In Kansas City: An American Story, authors Rick Montgomery and Shirl Kasper published an account from William Sidney Shepherd, a participant in the battle, as he recalled the day’s events in later years: “The day of the battle ‘was warm, warm from the sun, the burning grass and haycocks and the excitement of roaring cannon and rifle fire. The church bells did not ring, although it was Sunday. People of Westport were too busy serving Union soldiers and worrying whether the Confederates would win and sack the town. On that day Kansas City was besieged. What now is the Country Club Plaza was peppered with cannon balls.’”
After the gruesome battle, known as the “Gettysburg of the West,” peace settled over the area, bringing with it “a new and strangely altered west, and for Kansas City, the beginning of a period of uninterrupted growth,” according to Frank H. Gille’s The Encyclopedia of Missouri.

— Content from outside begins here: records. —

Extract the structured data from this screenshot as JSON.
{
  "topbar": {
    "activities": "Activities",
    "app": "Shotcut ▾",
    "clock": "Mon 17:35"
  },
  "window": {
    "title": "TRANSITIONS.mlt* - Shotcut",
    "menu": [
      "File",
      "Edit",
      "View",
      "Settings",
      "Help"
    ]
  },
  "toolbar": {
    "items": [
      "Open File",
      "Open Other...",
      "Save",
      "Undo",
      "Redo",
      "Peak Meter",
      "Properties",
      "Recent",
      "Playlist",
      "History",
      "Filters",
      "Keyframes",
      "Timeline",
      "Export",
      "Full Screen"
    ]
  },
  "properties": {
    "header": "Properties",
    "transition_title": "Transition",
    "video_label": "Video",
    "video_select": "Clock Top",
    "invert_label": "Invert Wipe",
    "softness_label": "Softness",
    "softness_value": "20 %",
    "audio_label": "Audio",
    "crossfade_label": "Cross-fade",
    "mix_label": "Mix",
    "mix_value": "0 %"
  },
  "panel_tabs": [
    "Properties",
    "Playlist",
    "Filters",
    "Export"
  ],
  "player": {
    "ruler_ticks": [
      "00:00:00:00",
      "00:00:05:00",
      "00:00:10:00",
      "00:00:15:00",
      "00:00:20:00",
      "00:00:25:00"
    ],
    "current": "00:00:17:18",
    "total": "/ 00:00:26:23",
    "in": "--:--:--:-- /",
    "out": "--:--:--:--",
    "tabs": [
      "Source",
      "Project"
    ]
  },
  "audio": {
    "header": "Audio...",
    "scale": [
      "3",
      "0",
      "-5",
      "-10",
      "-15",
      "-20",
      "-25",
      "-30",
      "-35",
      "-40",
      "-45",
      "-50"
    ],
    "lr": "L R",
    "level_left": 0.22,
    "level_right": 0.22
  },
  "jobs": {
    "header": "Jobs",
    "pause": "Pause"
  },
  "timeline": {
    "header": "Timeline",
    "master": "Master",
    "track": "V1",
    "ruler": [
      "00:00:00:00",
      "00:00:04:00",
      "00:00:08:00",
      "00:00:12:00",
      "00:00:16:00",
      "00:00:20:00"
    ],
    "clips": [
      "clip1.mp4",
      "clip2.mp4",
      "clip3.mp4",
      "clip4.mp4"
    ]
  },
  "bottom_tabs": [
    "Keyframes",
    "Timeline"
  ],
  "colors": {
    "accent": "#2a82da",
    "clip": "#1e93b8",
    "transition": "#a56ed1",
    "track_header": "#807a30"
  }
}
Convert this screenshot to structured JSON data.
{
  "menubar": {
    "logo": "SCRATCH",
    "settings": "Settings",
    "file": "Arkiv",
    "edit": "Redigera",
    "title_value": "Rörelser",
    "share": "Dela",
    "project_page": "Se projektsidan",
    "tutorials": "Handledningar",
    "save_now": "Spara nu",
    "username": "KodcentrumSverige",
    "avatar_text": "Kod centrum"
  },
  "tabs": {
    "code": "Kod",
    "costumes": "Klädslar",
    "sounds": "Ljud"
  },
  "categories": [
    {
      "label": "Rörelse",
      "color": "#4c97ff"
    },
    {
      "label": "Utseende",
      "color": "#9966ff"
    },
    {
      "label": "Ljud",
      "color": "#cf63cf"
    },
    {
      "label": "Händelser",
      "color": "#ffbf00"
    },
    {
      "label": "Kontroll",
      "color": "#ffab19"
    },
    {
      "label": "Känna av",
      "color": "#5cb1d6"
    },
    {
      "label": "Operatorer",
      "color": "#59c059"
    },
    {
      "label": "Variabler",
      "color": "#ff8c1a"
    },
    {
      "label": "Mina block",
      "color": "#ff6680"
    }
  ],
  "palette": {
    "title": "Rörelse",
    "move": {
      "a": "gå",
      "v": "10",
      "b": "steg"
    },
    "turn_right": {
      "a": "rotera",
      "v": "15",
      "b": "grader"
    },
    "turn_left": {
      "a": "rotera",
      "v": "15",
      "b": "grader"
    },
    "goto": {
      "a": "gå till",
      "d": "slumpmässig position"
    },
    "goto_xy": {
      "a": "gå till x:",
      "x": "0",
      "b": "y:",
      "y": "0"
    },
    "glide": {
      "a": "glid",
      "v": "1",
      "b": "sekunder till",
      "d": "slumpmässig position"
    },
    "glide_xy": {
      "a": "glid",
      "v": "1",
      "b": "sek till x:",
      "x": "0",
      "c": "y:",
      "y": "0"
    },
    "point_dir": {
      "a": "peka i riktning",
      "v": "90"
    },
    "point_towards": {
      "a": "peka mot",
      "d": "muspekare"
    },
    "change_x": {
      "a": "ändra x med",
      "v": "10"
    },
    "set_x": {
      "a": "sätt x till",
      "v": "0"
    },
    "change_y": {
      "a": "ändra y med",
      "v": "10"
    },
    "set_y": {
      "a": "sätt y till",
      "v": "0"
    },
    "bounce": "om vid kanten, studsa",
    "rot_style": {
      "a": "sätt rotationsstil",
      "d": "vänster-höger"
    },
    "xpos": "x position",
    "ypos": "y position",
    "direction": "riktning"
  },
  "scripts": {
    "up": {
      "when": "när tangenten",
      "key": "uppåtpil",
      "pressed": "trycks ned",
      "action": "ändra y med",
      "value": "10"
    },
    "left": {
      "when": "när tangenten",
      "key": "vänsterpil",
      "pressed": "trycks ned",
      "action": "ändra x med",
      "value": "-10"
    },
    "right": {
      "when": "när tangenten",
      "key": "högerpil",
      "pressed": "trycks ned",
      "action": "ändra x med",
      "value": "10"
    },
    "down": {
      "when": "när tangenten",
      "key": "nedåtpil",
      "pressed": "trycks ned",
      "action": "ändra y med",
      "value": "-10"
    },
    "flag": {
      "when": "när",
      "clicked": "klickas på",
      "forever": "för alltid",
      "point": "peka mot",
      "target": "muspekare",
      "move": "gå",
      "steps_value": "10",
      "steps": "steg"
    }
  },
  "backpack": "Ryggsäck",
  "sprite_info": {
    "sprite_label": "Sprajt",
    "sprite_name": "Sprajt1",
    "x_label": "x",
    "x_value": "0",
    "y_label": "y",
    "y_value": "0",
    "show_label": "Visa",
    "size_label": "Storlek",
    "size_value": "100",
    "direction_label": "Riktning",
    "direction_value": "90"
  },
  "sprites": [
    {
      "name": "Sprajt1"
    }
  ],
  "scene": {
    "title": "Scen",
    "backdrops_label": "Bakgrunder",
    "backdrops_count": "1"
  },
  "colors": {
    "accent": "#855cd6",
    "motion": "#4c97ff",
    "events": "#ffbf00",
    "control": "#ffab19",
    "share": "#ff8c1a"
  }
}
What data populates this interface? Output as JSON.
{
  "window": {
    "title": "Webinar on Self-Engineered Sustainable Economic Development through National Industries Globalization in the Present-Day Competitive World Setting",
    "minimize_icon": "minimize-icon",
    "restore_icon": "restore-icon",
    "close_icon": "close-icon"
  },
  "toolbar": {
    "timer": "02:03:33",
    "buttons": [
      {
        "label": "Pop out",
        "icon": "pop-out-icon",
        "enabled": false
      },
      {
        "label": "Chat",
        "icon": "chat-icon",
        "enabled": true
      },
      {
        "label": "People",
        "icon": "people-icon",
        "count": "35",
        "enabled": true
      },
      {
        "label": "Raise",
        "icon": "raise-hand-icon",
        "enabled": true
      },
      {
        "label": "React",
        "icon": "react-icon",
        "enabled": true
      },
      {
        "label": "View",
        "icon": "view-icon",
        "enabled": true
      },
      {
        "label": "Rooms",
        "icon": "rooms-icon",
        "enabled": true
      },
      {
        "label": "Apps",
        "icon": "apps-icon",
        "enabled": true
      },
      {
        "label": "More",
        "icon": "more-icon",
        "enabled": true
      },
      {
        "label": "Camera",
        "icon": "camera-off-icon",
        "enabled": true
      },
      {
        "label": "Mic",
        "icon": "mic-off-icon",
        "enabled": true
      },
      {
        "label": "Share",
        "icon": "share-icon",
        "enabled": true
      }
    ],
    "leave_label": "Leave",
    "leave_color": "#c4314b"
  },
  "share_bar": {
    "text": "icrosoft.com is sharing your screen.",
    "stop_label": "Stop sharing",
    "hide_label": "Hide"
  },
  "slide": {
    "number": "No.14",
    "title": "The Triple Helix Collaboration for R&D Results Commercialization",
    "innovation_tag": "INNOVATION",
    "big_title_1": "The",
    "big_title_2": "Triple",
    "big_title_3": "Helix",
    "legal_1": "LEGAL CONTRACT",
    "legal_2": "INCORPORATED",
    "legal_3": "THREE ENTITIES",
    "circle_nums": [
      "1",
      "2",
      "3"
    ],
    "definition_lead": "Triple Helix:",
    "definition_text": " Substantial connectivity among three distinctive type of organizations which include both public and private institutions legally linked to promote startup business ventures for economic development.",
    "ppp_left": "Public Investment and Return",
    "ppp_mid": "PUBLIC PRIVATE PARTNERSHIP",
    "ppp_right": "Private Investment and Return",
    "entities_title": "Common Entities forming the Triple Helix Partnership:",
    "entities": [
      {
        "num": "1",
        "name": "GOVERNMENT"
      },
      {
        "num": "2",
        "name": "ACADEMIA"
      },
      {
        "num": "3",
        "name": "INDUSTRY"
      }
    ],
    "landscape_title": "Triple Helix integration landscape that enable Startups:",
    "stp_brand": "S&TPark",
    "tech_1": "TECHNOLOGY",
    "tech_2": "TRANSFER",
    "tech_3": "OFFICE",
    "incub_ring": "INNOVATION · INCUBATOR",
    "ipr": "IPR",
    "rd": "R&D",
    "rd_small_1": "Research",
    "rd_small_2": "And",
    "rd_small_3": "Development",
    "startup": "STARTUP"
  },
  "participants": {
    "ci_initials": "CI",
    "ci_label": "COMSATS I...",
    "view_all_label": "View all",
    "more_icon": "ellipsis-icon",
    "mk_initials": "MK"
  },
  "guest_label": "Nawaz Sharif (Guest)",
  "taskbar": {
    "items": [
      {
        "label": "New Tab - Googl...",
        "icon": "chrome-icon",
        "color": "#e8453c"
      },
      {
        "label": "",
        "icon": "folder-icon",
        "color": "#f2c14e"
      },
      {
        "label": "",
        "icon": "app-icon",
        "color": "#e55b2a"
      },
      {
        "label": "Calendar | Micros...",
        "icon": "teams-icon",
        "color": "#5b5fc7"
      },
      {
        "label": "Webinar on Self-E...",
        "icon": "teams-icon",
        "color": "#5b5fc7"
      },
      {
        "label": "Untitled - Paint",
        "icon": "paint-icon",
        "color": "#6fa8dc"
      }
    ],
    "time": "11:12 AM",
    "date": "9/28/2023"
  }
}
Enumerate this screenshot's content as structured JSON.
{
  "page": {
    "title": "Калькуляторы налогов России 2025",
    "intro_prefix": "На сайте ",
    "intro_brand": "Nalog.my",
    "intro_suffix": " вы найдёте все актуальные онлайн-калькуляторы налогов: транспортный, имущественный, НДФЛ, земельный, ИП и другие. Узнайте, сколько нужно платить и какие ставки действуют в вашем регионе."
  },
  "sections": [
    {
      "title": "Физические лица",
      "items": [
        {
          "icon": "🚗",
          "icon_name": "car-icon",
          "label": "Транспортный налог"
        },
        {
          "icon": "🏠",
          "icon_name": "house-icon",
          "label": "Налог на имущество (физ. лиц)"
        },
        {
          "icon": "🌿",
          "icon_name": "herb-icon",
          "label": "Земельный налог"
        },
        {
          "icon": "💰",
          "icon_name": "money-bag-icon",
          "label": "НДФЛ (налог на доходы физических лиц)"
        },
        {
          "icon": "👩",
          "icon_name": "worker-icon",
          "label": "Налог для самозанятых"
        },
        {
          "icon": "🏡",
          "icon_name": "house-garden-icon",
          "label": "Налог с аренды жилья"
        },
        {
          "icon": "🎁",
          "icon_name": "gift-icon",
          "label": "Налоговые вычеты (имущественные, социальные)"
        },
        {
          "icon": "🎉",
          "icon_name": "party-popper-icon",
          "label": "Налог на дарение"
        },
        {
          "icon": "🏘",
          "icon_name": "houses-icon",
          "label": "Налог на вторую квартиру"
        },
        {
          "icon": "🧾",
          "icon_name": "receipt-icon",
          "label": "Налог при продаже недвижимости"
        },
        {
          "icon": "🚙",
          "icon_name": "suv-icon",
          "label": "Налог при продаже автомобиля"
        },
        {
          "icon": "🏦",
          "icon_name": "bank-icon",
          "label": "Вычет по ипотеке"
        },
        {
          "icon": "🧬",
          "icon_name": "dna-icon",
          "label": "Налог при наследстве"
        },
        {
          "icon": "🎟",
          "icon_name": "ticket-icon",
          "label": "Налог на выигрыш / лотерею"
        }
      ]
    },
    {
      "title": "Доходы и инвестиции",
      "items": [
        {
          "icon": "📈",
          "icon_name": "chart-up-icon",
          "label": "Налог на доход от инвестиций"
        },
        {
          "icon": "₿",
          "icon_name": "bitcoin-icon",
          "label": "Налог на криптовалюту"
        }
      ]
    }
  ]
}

The first stockyards were built in 1870, a move that would forever shape Kansas City’s future economic growth. In just two decades, Kansas City usurped Texas as the largest cattle handler in the region. And in 1874, agriculture arrived as Kansas City growers began shipping corn to the west and wheat to the east.
The late 1800s found Kansas City prosperous but filthy, an unsightly conglomeration of roads, buildings, and an increasing number of automobiles. Influential city residents including Col. Thomas H. Swope and newspaper editor William Rockhill Nelson identified the need for a parks and boulevard reform system and enlisted the help of talented German architect George Kessler. His first creation, Hyde Park, “converted an ugly shantytown into a beauty spot,” according to Wilda Sandy’s Here Lies Kansas City. After just a few years, Kansas City housed several lush parks and wide, tree-lined boulevards that not only improved the flow of traffic, but also created a picturesque drive for travelers.
Even during difficult times like World War I, the Great Depression, and World War II, Kansas City prospered thanks to its immense stockyards and agricultural output, as well as railroads that criss-crossed the city in order to transport cattle, goods, and people.
Kansas City’s jazz culture blossomed in the period from the 1920s through the 1940s, when the city’s musically significant 18th and Vine District helped earn Kansas City the title Paris of the Plains, a testament to the city’s rollicking atmosphere, created by a plethora of saloons and music clubs.